It’s not often that a first-year graduate assistant is a popular part of a matchup between top-10 college basketball programs.
But that figures to be the case this week, leading up to No. 6 Kansas facing top-ranked Gonzaga in the Fort Myers Tip-Off in Fort Myers, Fla.
Former KU walk-on Evan Manning, the son of Kansas legend Danny Manning, is now on Gonzaga coach Mark Few’s staff and is helping prepare the Zags to face his alma mater at 12:30 p.m. Thursday on FOX.
Few people associated with college basketball — and almost none outside of Lawrence — have as much knowledge about and connection to the KU program as Manning, stemming from his days growing up in Lawrence and his four seasons as a player on the team from 2012-16.
But as much he’s enjoying the task of trying to help Gonzaga figure out a way to crack the Kansas code, Manning told the Journal-World on Monday that he was looking forward to seeing some familiar faces while also getting an up-close look at the way Self’s attack has changed since he left town.
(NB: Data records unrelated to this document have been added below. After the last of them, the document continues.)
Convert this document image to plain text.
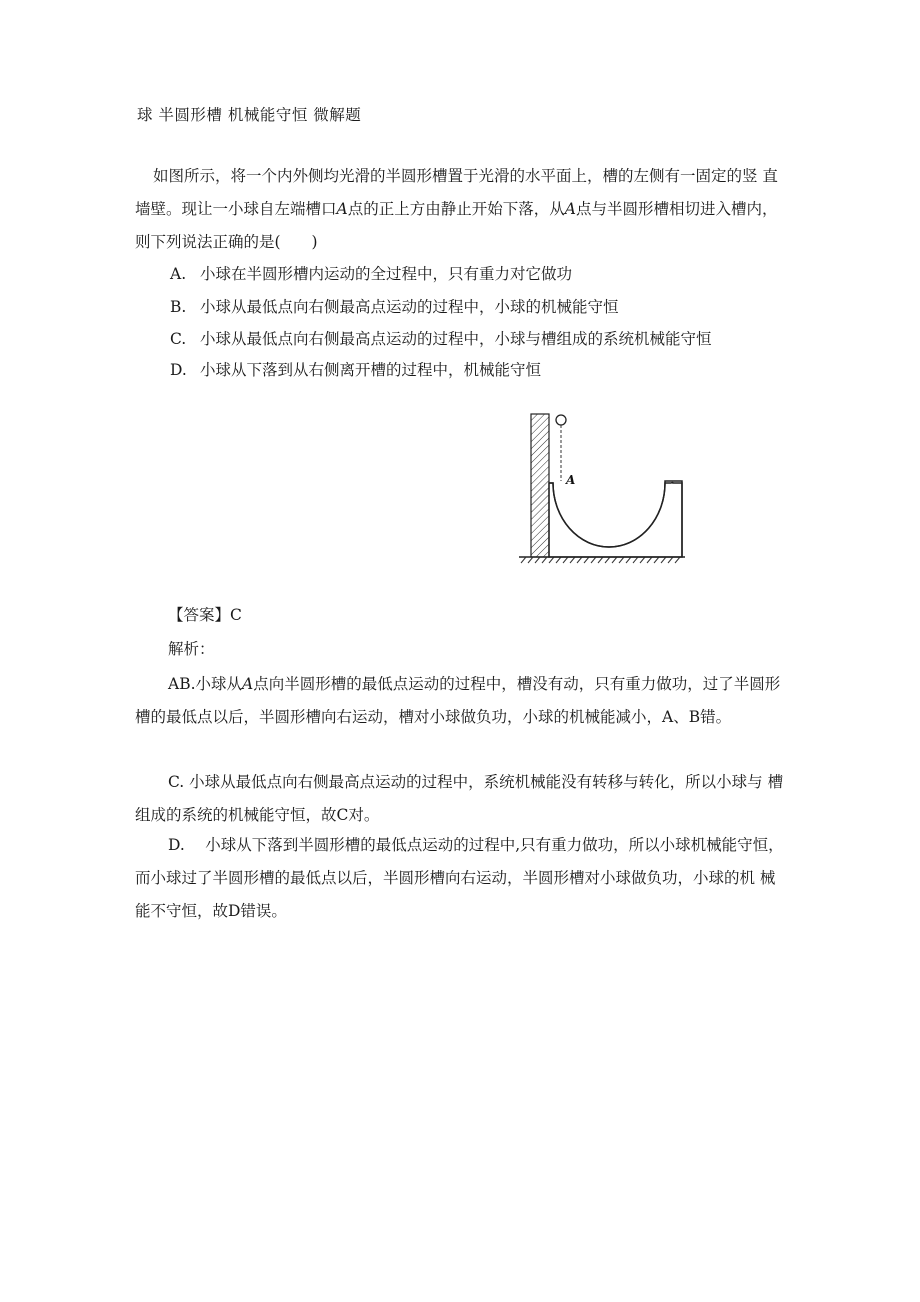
球 半圆形槽 机械能守恒 微解题
如图所示，将一个内外侧均光滑的半圆形槽置于光滑的水平面上，槽的左侧有一固定的竖 直墙壁。现让一小球自左端槽口A点的正上方由静止开始下落，从A点与半圆形槽相切进入槽内，则下列说法正确的是(　　)
A. 小球在半圆形槽内运动的全过程中，只有重力对它做功
B. 小球从最低点向右侧最高点运动的过程中，小球的机械能守恒
C. 小球从最低点向右侧最高点运动的过程中，小球与槽组成的系统机械能守恒
D. 小球从下落到从右侧离开槽的过程中，机械能守恒
A
【答案】C
解析：
AB.小球从A点向半圆形槽的最低点运动的过程中，槽没有动，只有重力做功，过了半圆形槽的最低点以后，半圆形槽向右运动，槽对小球做负功，小球的机械能减小，A、B错。
C. 小球从最低点向右侧最高点运动的过程中，系统机械能没有转移与转化，所以小球与 槽组成的系统的机械能守恒，故C对。
D.　 小球从下落到半圆形槽的最低点运动的过程中,只有重力做功，所以小球机械能守恒，　而小球过了半圆形槽的最低点以后，半圆形槽向右运动，半圆形槽对小球做负功，小球的机 械能不守恒，故D错误。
“It definitely feels a little different,” Manning told the Journal-World on Monday afternoon. “I’ve watched so many KU games the past four years as a fan, and now, watching them from a scouting standpoint, I just gain so much respect for Coach Self and the staff because of how well the team is coached and how prepared they are.”
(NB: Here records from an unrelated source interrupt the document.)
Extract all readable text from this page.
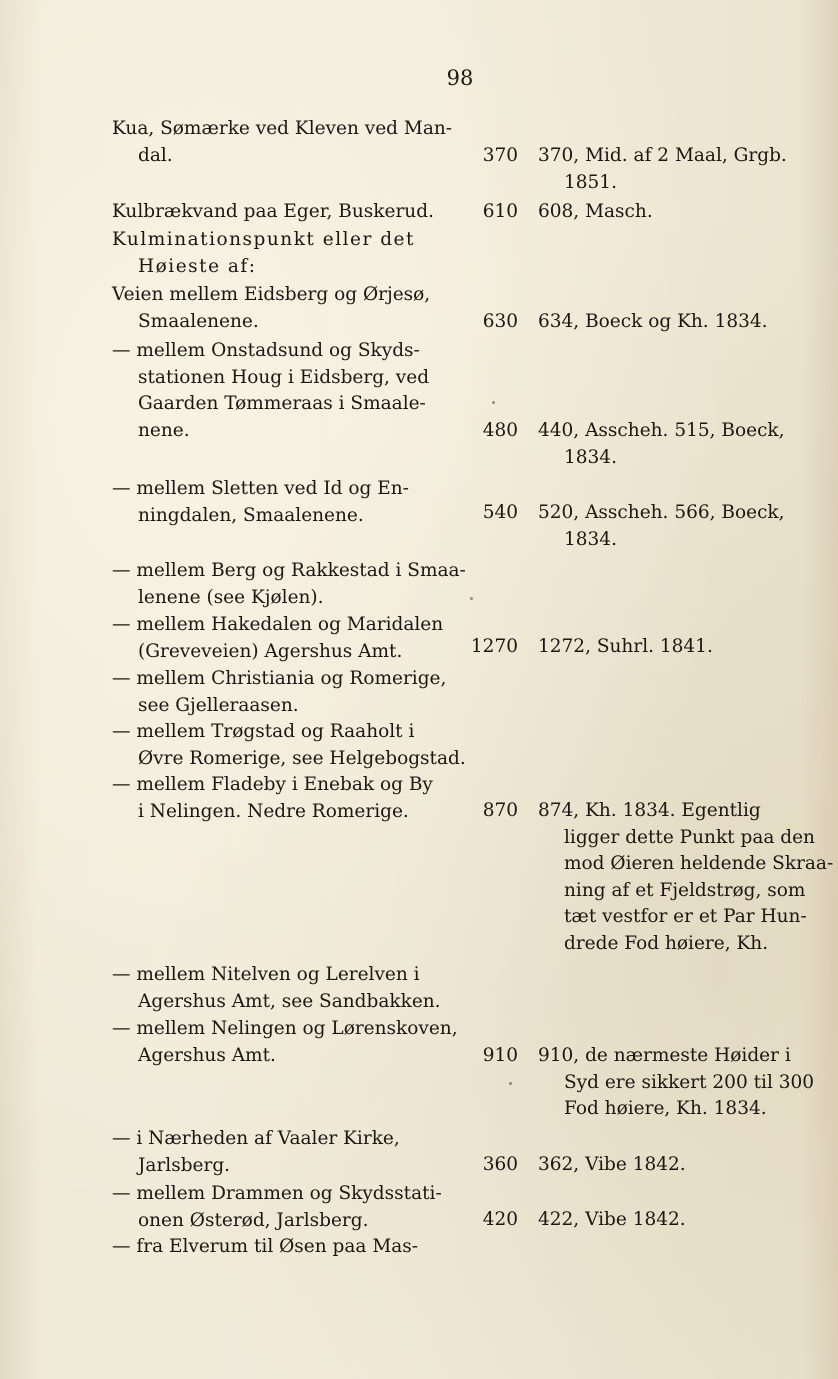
98
Kua, Sømærke ved Kleven ved Man-
dal.	370 370, Mid. af 2 Maal, Grgb.
1851.
Kulbrækvand paa Eger, Buskerud.	610 608, Masch.
Kulminationspunkt eller det
Høieste af:
Veien mellem Eidsberg og Ørjesø,
Smaalenene.	630 634, Boeck og Kh. 1834.
— mellem Onstadsund og Skyds-
stationen Houg i Eidsberg, ved
Gaarden Tømmeraas i Smaale-
nene.	480 440, Asscheh. 515, Boeck,
1834.
— mellem Sletten ved Id og En-
ningdalen, Smaalenene.	540 520, Asscheh. 566, Boeck,
1834.
— mellem Berg og Rakkestad i Smaa-
lenene (see Kjølen).
— mellem Hakedalen og Maridalen
(Greveveien) Agershus Amt.	1270 1272, Suhrl. 1841.
— mellem Christiania og Romerige,
see Gjelleraasen.
— mellem Trøgstad og Raaholt i
Øvre Romerige, see Helgebogstad.
— mellem Fladeby i Enebak og By
i Nelingen. Nedre Romerige.	870 874, Kh. 1834. Egentlig
ligger dette Punkt paa den
mod Øieren heldende Skraa-
ning af et Fjeldstrøg, som
tæt vestfor er et Par Hun-
drede Fod høiere, Kh.
— mellem Nitelven og Lerelven i
Agershus Amt, see Sandbakken.
— mellem Nelingen og Lørenskoven,
Agershus Amt.	910 910, de nærmeste Høider i
Syd ere sikkert 200 til 300
Fod høiere, Kh. 1834.
— i Nærheden af Vaaler Kirke,
Jarlsberg.	360 362, Vibe 1842.
— mellem Drammen og Skydsstati-
onen Østerød, Jarlsberg.	420 422, Vibe 1842.
— fra Elverum til Øsen paa Mas-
It’s been four full seasons since Manning was on the Kansas roster. And KU coach Bill Self has changed his attack plenty during the past four years.
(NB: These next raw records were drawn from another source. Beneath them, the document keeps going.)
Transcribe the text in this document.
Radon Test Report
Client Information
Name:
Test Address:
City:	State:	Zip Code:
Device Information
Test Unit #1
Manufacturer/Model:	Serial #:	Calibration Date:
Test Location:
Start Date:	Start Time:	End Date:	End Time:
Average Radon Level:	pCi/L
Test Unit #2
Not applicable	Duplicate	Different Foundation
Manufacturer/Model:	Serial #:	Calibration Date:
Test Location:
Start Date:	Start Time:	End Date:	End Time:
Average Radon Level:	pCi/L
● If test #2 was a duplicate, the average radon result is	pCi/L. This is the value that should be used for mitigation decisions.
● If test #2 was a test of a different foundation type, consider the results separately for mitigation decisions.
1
After leaving Lawrence, Manning worked for three seasons as the director of player development on his father’s staff at Wake Forest.
When Danny Manning was fired by Wake this summer, Evan quickly landed the opportunity at Gonzaga, where he not only is soaking up every bit of coaching wisdom he can get from Few but also working toward a graduate degree in organizational leadership.
Naturally, the younger Manning, 27, said he has visions of following in his dad’s footsteps as a head coach at some point in his life, as well.
“One day, long down the road, that would be awesome,” he said. “I’m not rushing the process, though. I just want to keep learning about the game.”
As such, his short stint with Gonzaga has been valuable because it has opened his eyes to an entirely different way of running a program and coaching the game.
“It’s been great,” he said. “I’m loving the staff and learning so much.”
Regardless of which side wins, his current team or the one he played for, Manning said he was looking forward to being part of a big time game to help open the 2020-21 college basketball season.
“I’m excited to see everyone,” he said. “But once it’s tipped, it’ll be down to business. It will be good to see our guys on the court again in such crazy times. A little sense of normalcy.”
Manning is not the only one who will be experiencing a reunion of sorts on Thursday. Gonzaga assistant Roger Powell Jr., also is getting a chance to see his old coach in Self, who he played for at Illinois during the 2001-02 and 2002-03 seasons.
Powell is in his second season with the Zags. He worked for three years as an assistant at Vanderbilt prior to heading west to Spokane, Wash.